Ray Mason

Personal information
- Full name: Raymond Mason
- Died: 2003

Playing information
- Position: Halfback
Club
| Years | Team | Pld | T | G | FG | P |
| 1951–57 | South Sydney | 90 | 6 | 0 | 0 | 18 |
- Source:

= Ray Mason =

Australian rugby league footballer

Ray Mason was an Australian rugby league footballer who played in the 1950s for South Sydney as a . He played for the club during their golden era in the 1950s, when the club won 5 premierships with Mason being a member in 3 of those premiership victories.

==Club career==
Mason began his first grade career in 1951. That year, Mason won his first premiership with Souths as they defeated Manly 42–14 at the Sydney Cricket Ground. Mason missed out playing in the following year's grand final against Western Suburbs due to injury.
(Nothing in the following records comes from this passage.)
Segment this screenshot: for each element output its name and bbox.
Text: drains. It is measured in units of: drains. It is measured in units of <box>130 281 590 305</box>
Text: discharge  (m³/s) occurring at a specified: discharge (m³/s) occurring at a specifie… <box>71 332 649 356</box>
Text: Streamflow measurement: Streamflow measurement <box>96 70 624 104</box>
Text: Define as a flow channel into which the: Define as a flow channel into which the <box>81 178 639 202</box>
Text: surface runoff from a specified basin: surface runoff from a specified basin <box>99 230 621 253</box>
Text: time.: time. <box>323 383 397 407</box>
He was a member of the Souths sides which won the premiership in 1953 and 1954, defeating St George and Newtown respectively. Mason played on with Souths for 3 more years, but was not a member of the 1955 premiership winning side which defeated Newtown 12–11.

==Later life==
Mason coached the third grade South Sydney side from 1958 to 1965, and guided them to a premiership in 1963. He was made a life member of the club in 1965, and served as a committee member. Mason later became director of the South Sydney leagues club for seven years.